For the detailed parameter Settings of the comparison model, the training and test data will be consistent with RadioDiff. The following method is used for comparison, where SRM is static RM and DRM is dynamic RM.

Comparison of SRMS constructed by different methods

MSE: mean square error, calculated by averaging the squared variance between the pixel intensity of the original image and the final image. NMSE (Normalized MSAE), RMSE (square root of MSE). In addition, this paper introduces structural similarity index (SSIM) and peak signal-to-noise ratio (PSNR) as additional measures. The SSIM evaluates the preservation of structural information to emphasize the accuracy of the reconstruction of structural details, while the PSNR measures the signal-to-noise ratio to assess the fidelity of the RM construction, especially in the reconstruction of edge signals.

Quantitative comparison

Comparison of SRM: The first part of the table and the figure provide quantitative comparison of the RadioMapSeer-Test dataset for SRM scenarios. This model is superior to other methods in error indicators (i.e., NMSE and RMSE) and structure indicators (i.e., SSIM and PSNR), indicating that our prediction and generated RM are more accurate. RadioDiff performs well on PSNR metrics, showing that it generates RM with clearer and sharper structural edges than other methods.

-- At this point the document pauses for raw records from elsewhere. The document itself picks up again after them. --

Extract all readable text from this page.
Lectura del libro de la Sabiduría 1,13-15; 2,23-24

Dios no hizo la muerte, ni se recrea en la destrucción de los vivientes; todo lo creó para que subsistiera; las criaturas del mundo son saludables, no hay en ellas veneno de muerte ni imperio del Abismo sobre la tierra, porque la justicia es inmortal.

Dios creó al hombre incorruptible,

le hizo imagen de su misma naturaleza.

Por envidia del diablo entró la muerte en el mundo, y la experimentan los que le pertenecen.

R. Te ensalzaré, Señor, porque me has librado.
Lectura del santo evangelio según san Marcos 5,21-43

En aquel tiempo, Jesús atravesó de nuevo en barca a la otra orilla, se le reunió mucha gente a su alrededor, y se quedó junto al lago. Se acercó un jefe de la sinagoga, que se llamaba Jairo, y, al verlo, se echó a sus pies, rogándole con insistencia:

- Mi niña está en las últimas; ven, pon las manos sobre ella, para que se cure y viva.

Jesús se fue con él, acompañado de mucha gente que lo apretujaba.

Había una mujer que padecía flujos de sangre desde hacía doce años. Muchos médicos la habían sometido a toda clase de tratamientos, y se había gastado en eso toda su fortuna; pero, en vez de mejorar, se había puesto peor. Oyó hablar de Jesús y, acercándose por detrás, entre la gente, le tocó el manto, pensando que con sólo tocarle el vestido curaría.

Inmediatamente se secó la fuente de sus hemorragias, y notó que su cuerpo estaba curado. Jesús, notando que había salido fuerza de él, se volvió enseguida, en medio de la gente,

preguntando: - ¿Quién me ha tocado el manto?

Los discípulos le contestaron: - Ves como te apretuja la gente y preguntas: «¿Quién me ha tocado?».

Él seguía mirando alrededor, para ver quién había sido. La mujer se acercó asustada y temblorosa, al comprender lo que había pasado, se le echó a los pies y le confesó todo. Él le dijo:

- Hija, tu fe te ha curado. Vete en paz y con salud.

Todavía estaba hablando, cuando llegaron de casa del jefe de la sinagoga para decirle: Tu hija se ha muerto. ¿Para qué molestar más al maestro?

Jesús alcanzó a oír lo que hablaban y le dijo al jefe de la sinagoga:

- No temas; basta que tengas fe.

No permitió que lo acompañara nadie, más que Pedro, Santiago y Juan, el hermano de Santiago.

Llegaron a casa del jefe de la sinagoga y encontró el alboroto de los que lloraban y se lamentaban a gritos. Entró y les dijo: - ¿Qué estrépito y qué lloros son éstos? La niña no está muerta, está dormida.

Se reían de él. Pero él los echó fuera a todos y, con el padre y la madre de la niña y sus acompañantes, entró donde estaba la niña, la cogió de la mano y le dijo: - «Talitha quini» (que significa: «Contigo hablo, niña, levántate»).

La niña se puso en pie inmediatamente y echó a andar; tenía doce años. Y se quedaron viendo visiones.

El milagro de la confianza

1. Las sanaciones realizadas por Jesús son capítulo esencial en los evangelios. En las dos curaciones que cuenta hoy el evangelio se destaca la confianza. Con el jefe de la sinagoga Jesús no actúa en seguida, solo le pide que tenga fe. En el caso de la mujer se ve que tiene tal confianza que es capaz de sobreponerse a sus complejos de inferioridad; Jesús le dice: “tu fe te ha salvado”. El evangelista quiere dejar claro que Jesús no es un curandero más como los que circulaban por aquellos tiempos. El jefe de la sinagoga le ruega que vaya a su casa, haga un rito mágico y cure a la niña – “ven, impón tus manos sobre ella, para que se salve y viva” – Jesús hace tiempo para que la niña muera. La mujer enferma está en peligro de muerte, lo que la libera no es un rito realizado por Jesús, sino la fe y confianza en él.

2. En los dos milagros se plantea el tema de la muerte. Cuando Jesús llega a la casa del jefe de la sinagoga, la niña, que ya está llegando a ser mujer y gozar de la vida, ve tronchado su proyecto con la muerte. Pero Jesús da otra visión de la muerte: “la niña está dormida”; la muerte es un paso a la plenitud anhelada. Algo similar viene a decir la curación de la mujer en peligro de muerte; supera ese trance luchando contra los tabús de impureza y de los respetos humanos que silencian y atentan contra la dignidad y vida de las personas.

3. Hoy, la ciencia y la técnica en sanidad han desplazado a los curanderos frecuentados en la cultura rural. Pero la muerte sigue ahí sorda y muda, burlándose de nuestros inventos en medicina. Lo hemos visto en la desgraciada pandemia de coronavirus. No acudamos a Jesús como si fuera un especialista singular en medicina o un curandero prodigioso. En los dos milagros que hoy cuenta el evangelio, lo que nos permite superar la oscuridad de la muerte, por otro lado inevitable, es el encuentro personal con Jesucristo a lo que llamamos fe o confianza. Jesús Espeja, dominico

Comparison of DRM constructed by different methods

Comparison of DRM: As shown in the figure, the quantitative comparison of RadioMapSeer test data set in DRM scenario is given. In DRM scenarios, the model must take into account other dynamic environmental factors. Despite the general decline in performance, the table shows that RadioDiff consistently delivers the best results across all metrics.

RadioDiff models show greater sensitivity to dynamic environmental factors such as vehicles, while RME-GAN, RadioUNet, and UVM-Net models struggle to cope with these factors, often resulting in significant blurring and distortion.

Study on AFT ablation

To further improve the model's performance, the researchers added AFT to the model

The qualitative results show that the addition of AFT further improves the sensitivity of the model to edge signals, making RM images have more accurate edges, and more robust results can be obtained when multiple signals overlap.